Project information

  • Category: Data Science
  • Project URL: Github

NBA Game Outcome Prediction: This code uses a logistic regression model to predict the outcome of an NBA game based on the teams' ELO ratings and probabilities, as well as their CARM-Elo and Raptor ratings and probabilities. The model is trained on data from the 2015-2016 through 2019-2020 seasons and tested on data from the 2020-2021 season.
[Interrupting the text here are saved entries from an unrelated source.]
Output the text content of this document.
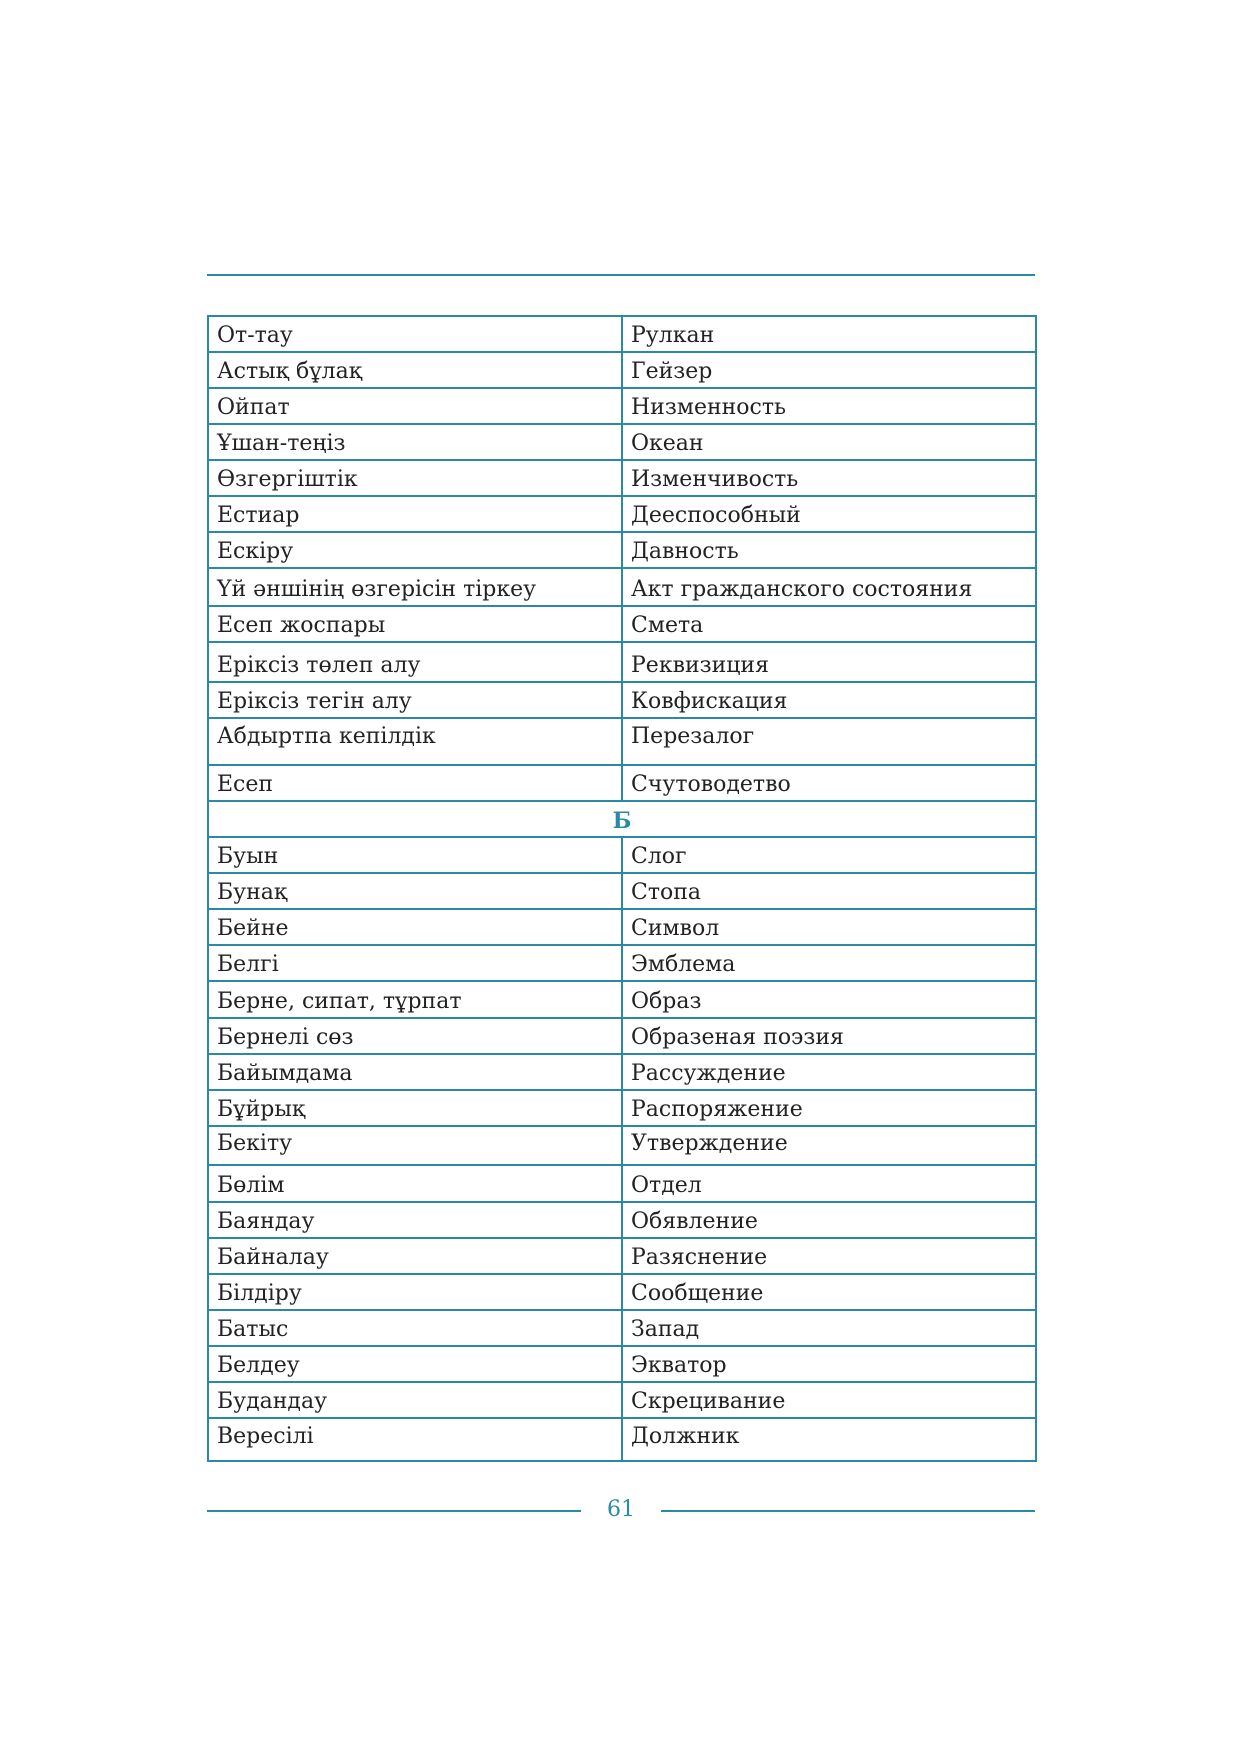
От-тау	Рулкан
Астық бұлақ	Гейзер
Ойпат	Низменность
Ұшан-теңіз	Океан
Өзгергіштік	Изменчивость
Естиар	Дееспособный
Ескіру	Давность
Үй әншінің өзгерісін тіркеу	Акт гражданского состояния
Есеп жоспары	Смета
Еріксіз төлеп алу	Реквизиция
Еріксіз тегін алу	Ковфискация
Абдыртпа кепілдік	Перезалог
Есеп	Счутоводетво
Б	
Буын	Слог
Бунақ	Стопа
Бейне	Символ
Белгі	Эмблема
Берне, сипат, тұрпат	Образ
Бернелі сөз	Образеная поэзия
Байымдама	Рассуждение
Бұйрық	Распоряжение
Бекіту	Утверждение
Бөлім	Отдел
Баяндау	Обявление
Байналау	Разяснение
Білдіру	Сообщение
Батыс	Запад
Белдеу	Экватор
Будандау	Скрецивание
Beресілі	Должник
61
Requirements: pandas sklearn numpy Data: The data used for this project is in the form of a CSV file, 'nba_elo_games_merged-4.csv', which contains information on the teams playing, the date of the game, the scores, and the ELO, CARM-Elo, and Raptor ratings and probabilities for the teams before the game. Usage: The script can be run by calling it with python3. The script will first load the data into a pandas dataframe, removing any missing or duplicate data. The data is then scaled to a range of 0-1. Then the script will split the data into training and testing sets and train the logistic regression model. The script will evaluate the model's accuracy using the testing set. The function predict_outcome(team1, team2, date) can be used to predict the outcome of a game between the two teams on the specified date. The input team1, team2 are team names, date is in the format of 'yyyy-mm-dd' . The script defines the teams and date for which the outcome is to be predicted and prints the outcome with the predicted win probability for team1. Please make sure that the data file 'nba_elo_games_merged-4.csv' is in the same directory as the script. Note: If the function predict_outcome is not able to find the previous data for teams and date specified, it will raise an error "No previous data found for teams {team1} and {team2} before {date}".